Cheyenne Marie Mize may be unkown to a lot of you, but she is quickly making a name for herself in the music world. Over the past few years she’s worked with the brilliant (to some) Will Oldham and released her own solo EP, Before Lately, in 2010. Her style has evolved a bit over the years. She plays violin and guitar and seems to be leaning more toward the latter on her newest EP, We Don’t Need. Having had the opportunity to meet Mize when she was in town last week for a show at Schubas, I can tell you that she takes her music very seriously. That said, she seems to enjoy playing immensely, so I would guess she’s going to have a nice long career.
As far as We Don’t Need goes, I do have a few thoughts. The whole thing is six tracks, so let’s break it down. First of all, when I initially ran through the EP, I was going in the wrong order. For whatever reason when I imported the tracks to iTunes, it got messed up. I was kicking things off with “Call Me Beautiful” when I should have started with “Wishing Well.” The flow works a lot better if you play the songs in the correct order.
“Wishing Well” is a bright, shiny piece of pop that combines some jazz and blues with some traditional folk tropes. While the vocals sound great on this one, the real star is the percussion. The sound creates a bit of a visual for the listener, like you’re walking down Bourbon Street listening to street musicians banging on anything they can find. It’s the most carefree and fun song on the record, so a good way to kick things off.
“Call Me Beautiful” takes the EP in a dark direction pretty quickly. It’s an interesting piece with lots of sonic variations going on in the background. While this is my least favorite of the six tracks, I certainly wouldn’t tell anyone to skip it. The song is deliberately paced, with a chiming bell tolling in the mix to create an ominous feeling. Lyrically this song, more than the others here, cuts deep:
You call me beautiful, but you must have seen the light
in someone else’s eyes, it wasn’t me
Don’t call me beautiful, you don’t know
how ugly I can be
The tone switches back in an instant with the more upbeat “Going Under.” This one is reminiscent of some songs that were popular a couple years ago with UK singers like Amy Winehouse or Duffy. My favorite vocal performance of the record is probably on this song. There’s a very bluesy feel that fits Mize’s voice perfectly. This song gives me the same thoughts I had the first time I heard Tidal all the way through: Jazz and blues is right up her alley, just sing that. Of course, neither Cheyenne nor Fiona would be interested in sticking to one genre.

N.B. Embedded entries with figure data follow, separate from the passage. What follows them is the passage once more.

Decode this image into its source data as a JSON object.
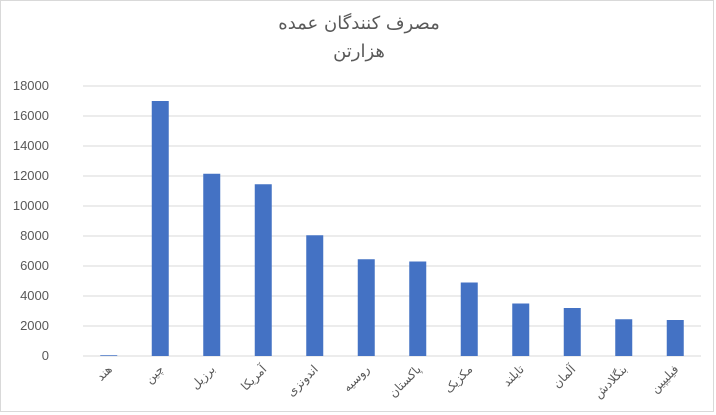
{
  "chart_data": {
    "type": "bar",
    "title": "مصرف کنندگان عمده",
    "subtitle": "هزارتن",
    "xlabel": "",
    "ylabel": "",
    "categories": [
      "هند",
      "چین",
      "برزیل",
      "آمریکا",
      "اندونزی",
      "روسیه",
      "پاکستان",
      "مکزیک",
      "تایلند",
      "آلمان",
      "بنگلادش",
      "فیلیپین"
    ],
    "values": [
      50,
      17000,
      12150,
      11450,
      8050,
      6450,
      6300,
      4900,
      3500,
      3200,
      2450,
      2400
    ],
    "ylim": [
      0,
      18000
    ],
    "yticks": [
      0,
      2000,
      4000,
      6000,
      8000,
      10000,
      12000,
      14000,
      16000,
      18000
    ],
    "grid": true,
    "legend": "none",
    "bar_color": "#4472c4"
  }
}
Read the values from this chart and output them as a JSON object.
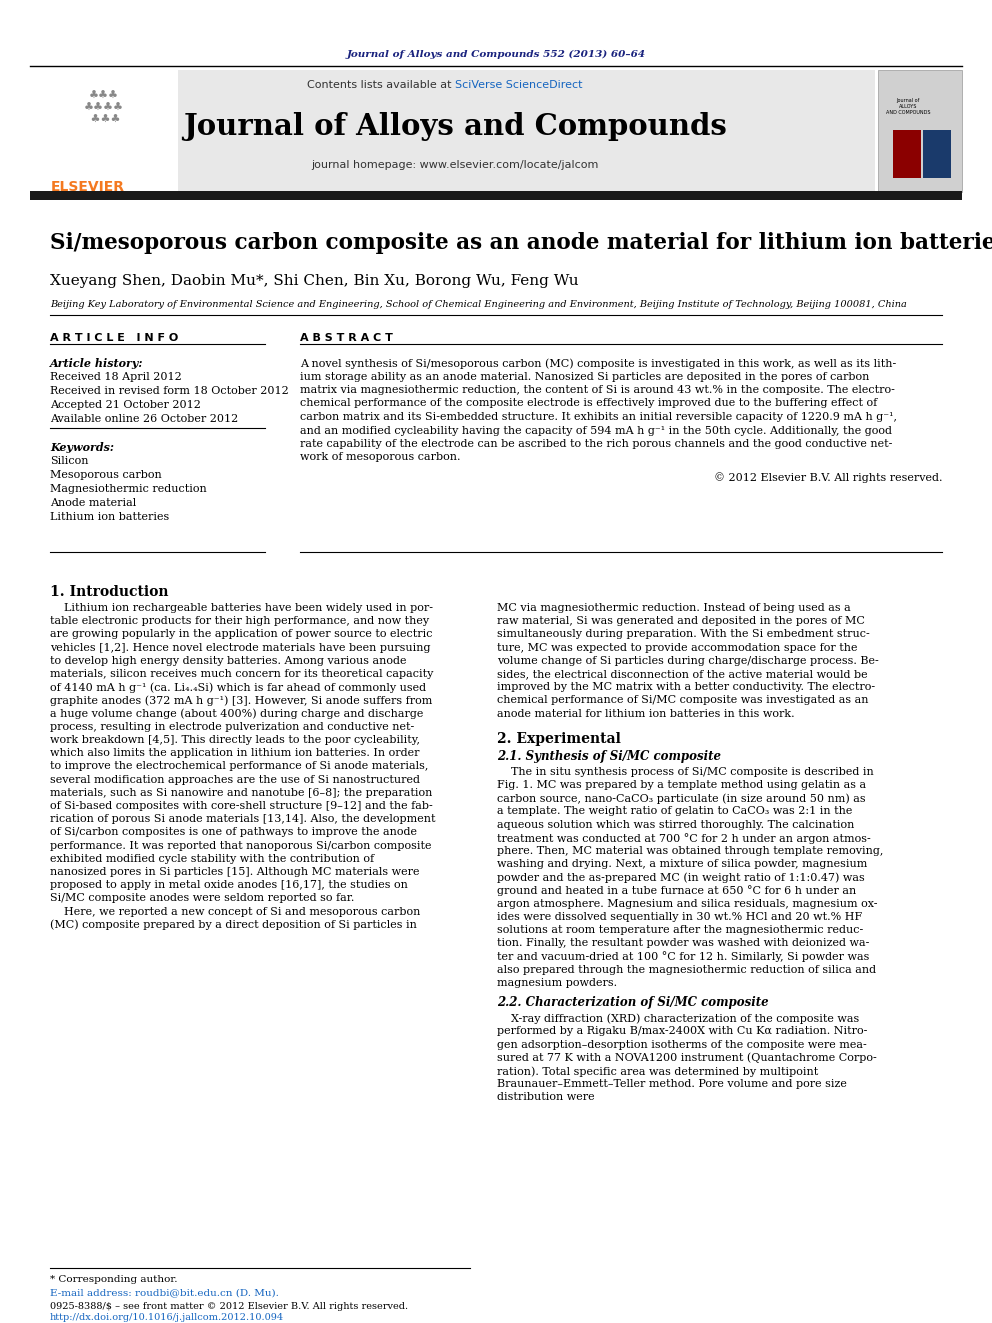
{
  "page_bg": "#ffffff",
  "journal_ref_color": "#1a237e",
  "journal_ref": "Journal of Alloys and Compounds 552 (2013) 60–64",
  "header_bg": "#e8e8e8",
  "black_bar_color": "#1a1a1a",
  "elsevier_color": "#f47920",
  "contents_text": "Contents lists available at ",
  "sciverse_color": "#1565c0",
  "sciverse_text": "SciVerse ScienceDirect",
  "journal_name": "Journal of Alloys and Compounds",
  "homepage_text": "journal homepage: www.elsevier.com/locate/jalcom",
  "paper_title": "Si/mesoporous carbon composite as an anode material for lithium ion batteries",
  "authors": "Xueyang Shen, Daobin Mu*, Shi Chen, Bin Xu, Borong Wu, Feng Wu",
  "affiliation": "Beijing Key Laboratory of Environmental Science and Engineering, School of Chemical Engineering and Environment, Beijing Institute of Technology, Beijing 100081, China",
  "article_info_header": "A R T I C L E   I N F O",
  "abstract_header": "A B S T R A C T",
  "article_history_label": "Article history:",
  "received1": "Received 18 April 2012",
  "received2": "Received in revised form 18 October 2012",
  "accepted": "Accepted 21 October 2012",
  "available": "Available online 26 October 2012",
  "keywords_label": "Keywords:",
  "keywords": [
    "Silicon",
    "Mesoporous carbon",
    "Magnesiothermic reduction",
    "Anode material",
    "Lithium ion batteries"
  ],
  "copyright_text": "© 2012 Elsevier B.V. All rights reserved.",
  "section1_header": "1. Introduction",
  "section2_header": "2. Experimental",
  "section2_sub": "2.1. Synthesis of Si/MC composite",
  "section22_sub": "2.2. Characterization of Si/MC composite",
  "footnote1": "* Corresponding author.",
  "footnote2": "E-mail address: roudbi@bit.edu.cn (D. Mu).",
  "footnote3": "0925-8388/$ – see front matter © 2012 Elsevier B.V. All rights reserved.",
  "footnote4": "http://dx.doi.org/10.1016/j.jallcom.2012.10.094"
}
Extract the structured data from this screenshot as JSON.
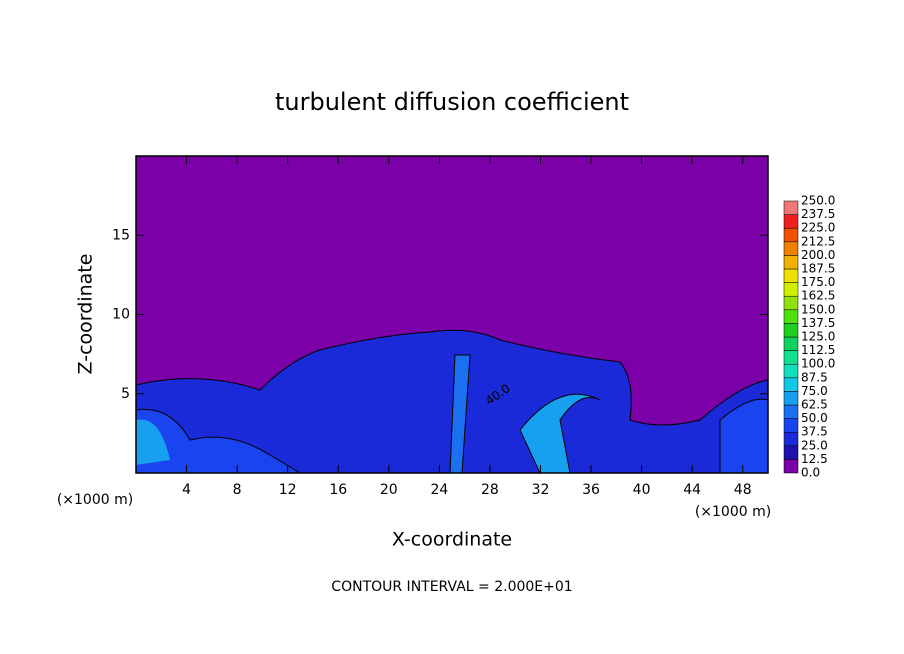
{
  "chart_data": {
    "type": "contour",
    "title": "turbulent diffusion coefficient",
    "x_label": "X-coordinate",
    "y_label": "Z-coordinate",
    "x_unit": "(×1000 m)",
    "x_unit_right": "(×1000 m)",
    "footer": "CONTOUR INTERVAL = 2.000E+01",
    "contour_label": "40.0",
    "xlim": [
      0,
      50
    ],
    "xticks": [
      4,
      8,
      12,
      16,
      20,
      24,
      28,
      32,
      36,
      40,
      44,
      48
    ],
    "ylim": [
      0,
      20
    ],
    "yticks": [
      5,
      10,
      15
    ],
    "colorbar": {
      "levels": [
        {
          "value": 0,
          "label": "0.0"
        },
        12.5,
        {
          "value": 25,
          "label": "25.0"
        },
        37.5,
        {
          "value": 50,
          "label": "50.0"
        },
        62.5,
        {
          "value": 75,
          "label": "75.0"
        },
        87.5,
        {
          "value": 100,
          "label": "100.0"
        },
        112.5,
        {
          "value": 125,
          "label": "125.0"
        },
        137.5,
        {
          "value": 150,
          "label": "150.0"
        },
        162.5,
        {
          "value": 175,
          "label": "175.0"
        },
        187.5,
        {
          "value": 200,
          "label": "200.0"
        },
        212.5,
        {
          "value": 225,
          "label": "225.0"
        },
        237.5,
        {
          "value": 250,
          "label": "250.0"
        }
      ],
      "colors": [
        "#7b00a8",
        "#2010b0",
        "#1a2ad8",
        "#1a44f0",
        "#1a70f0",
        "#18a0f0",
        "#10c8e8",
        "#10e0c0",
        "#10e090",
        "#10d060",
        "#20d020",
        "#50e010",
        "#90e010",
        "#d0f000",
        "#f0e000",
        "#f0b000",
        "#f08000",
        "#f05000",
        "#f02020",
        "#f07878"
      ]
    }
  }
}
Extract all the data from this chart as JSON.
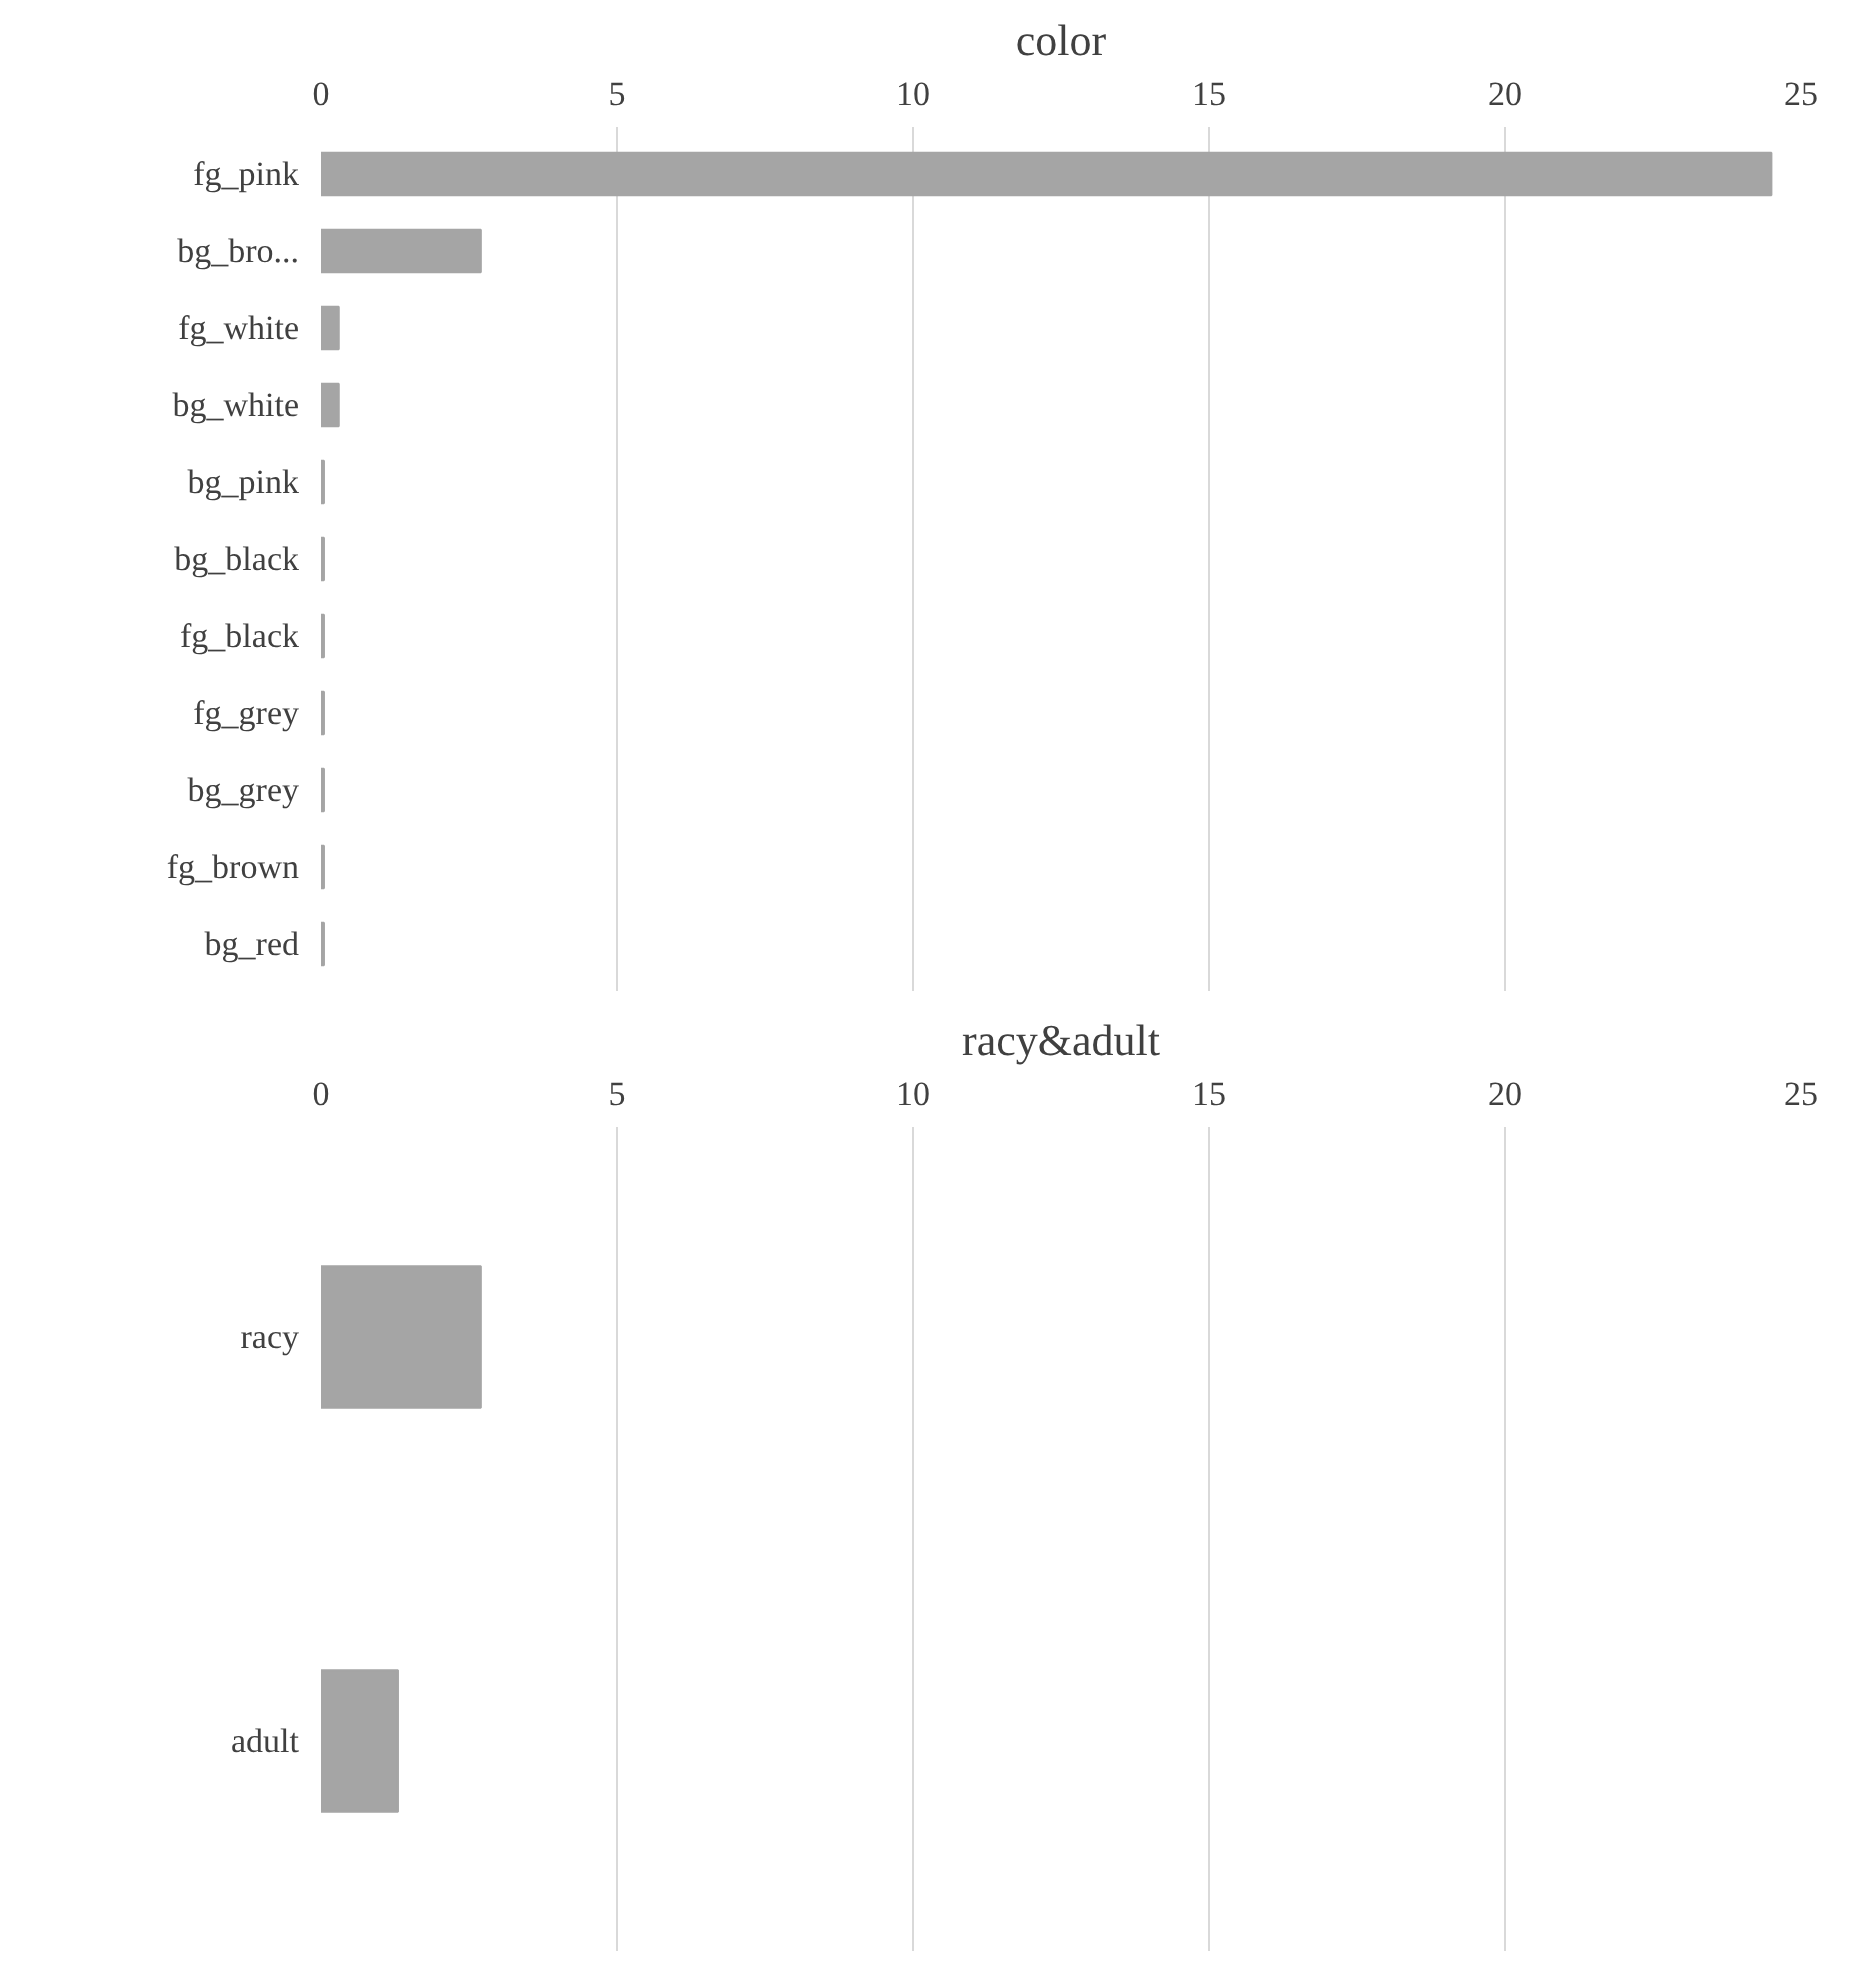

“Keep It” for some reason reminds me of a song on Rock Band that I would never listen to, but love to play, “I Think I’m Paranoid” by Garbage. When I plugged that song into Pandora, it came up with the Yeah Yeah Yeahs and Radiohead, which I also hear in “Keep It.” Mize’s song is far better than anything Garbage ever put out (in my opinion), but it does share some sonic themes. It sounds like it could’ve been written in the late 90’s, while eschewing many of the cliches that come along with songs from that period. There is a great effect used with layering vocals that builds and fades in the middle of the song that creates a fullnes to the sound. I don’t have the producers name here in front of me (or maybe it was self-produced), but that idea worked out incredibly well.
There’s another shift in tone leading into “It Lingers,” which turns into a kind of surf-pop/shoegaze hybrid. It’s a bit like Mazzy Star (which I’m almost ready to admit publicly I like) in that it evokes a dreamlike response. The guitar really comes out to the front on this one, and it’s played to perfection. The dynamics change quite a bit throughout the song, which makes it seem quite a bit longer than it really is, highlighting that dreamlike aspect.
“It Lingers” and “Back Around” are the only two songs on this EP that really tie into one another, so it makes sense that they should finish it out. The final track is an instrumental that blends a lot of things together very well. There’s great bass lines, drum action, and strong guitar work, but I think the vocal loop is what really ties it together and makes it stand out. It’s sometimes very difficult to make a instrumental song interesting (unless you’re Jack Rose), but I think Mize and company nailed it on this one.
There’s a lot of good on this EP, and not enough bad to mention. The vocals are quite good, and the production work is lush and crystal clear. These 6 songs may not have been written with the idea that they would all end up on the same recording, but they do work as a whole as well as individually. My personal preference is for the more upbeat songs like “Wishing Well” and “Going Under,” but I can’t find any complaints with the more intimate, darker material.
Mize, a Louisville native, has a couple more shows lined up in Indiana and Ohio before heading down to Austin for SXSW. The EP, We Don’t Need, is available now. You can stream it, plus all of her previous work on her bandcamp page.